Khieng Sreymich, one of the girls featured in the film, said she hopes Mr Rott Mony will acknowledge his guilt and change his behaviour.
“I want the case to end at Phnom Penh Municipal Court – I do not want to appear in court again,” Ms Sreymich said. “I can’t be bothered – and I want to continue studying.”
Soeng Sen Karuna, a senior investigator with the human rights group Adhoc, said he believes Mr Rott Mony was innocent, adding it was RT that directed and produced the film.
“Based on the evidence presented by his lawyer in court, it’s clear that he was just a translator,” Mr Sen Karuna said. “If the film was fake news, the court should take action against the RT crew, not him.”
During his trial, the court alleged that he was involved in the film, not just a fixer or a translator, because his name was listed as a producer in the film’s credits.
Mr Rott Mony was arrested in December after he fled to Thailand in order to avoid prosecution. He spent months in pre-trial detention after his bail request was denied.
Earlier this month, Ekaterina Yakovleva, the head of RT’s documentary department, sent a letter to the Cambodian embassy in Moscow vouching for Mr Rott Mony.

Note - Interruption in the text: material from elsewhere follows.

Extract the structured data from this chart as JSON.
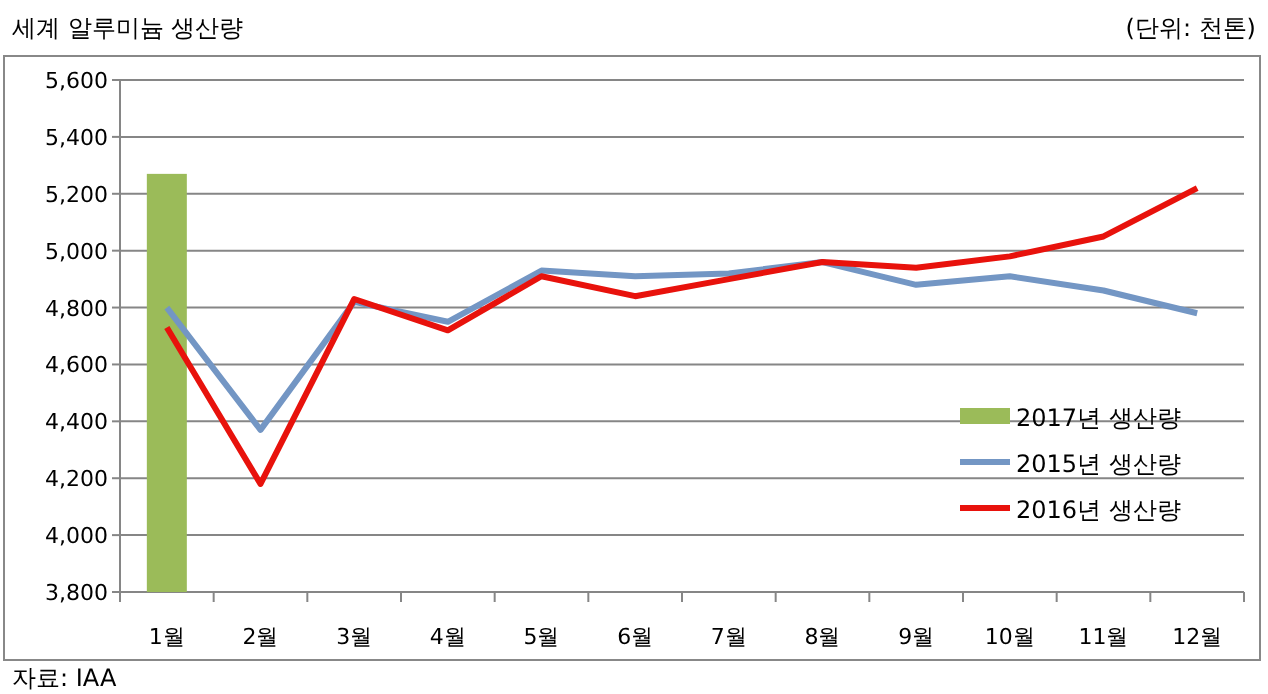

Ms Yakovleva said Mr Rott Mony had worked as their local fixer and interpreter, while the film was edited by a team solely made of RT personnel.
Phil Robertson, deputy Asia director for Human Rights Watch, yesterday issued a statement criticising the court’s decision to convict Mr Rott Mony.
“The charges brought against him are an affront to media freedom,” Mr Robertson said. “The fact of the matter is Cambodia is trying to cover up the very serious poverty that compels urban families to encourage their daughters to engage in sex work to survive economically.”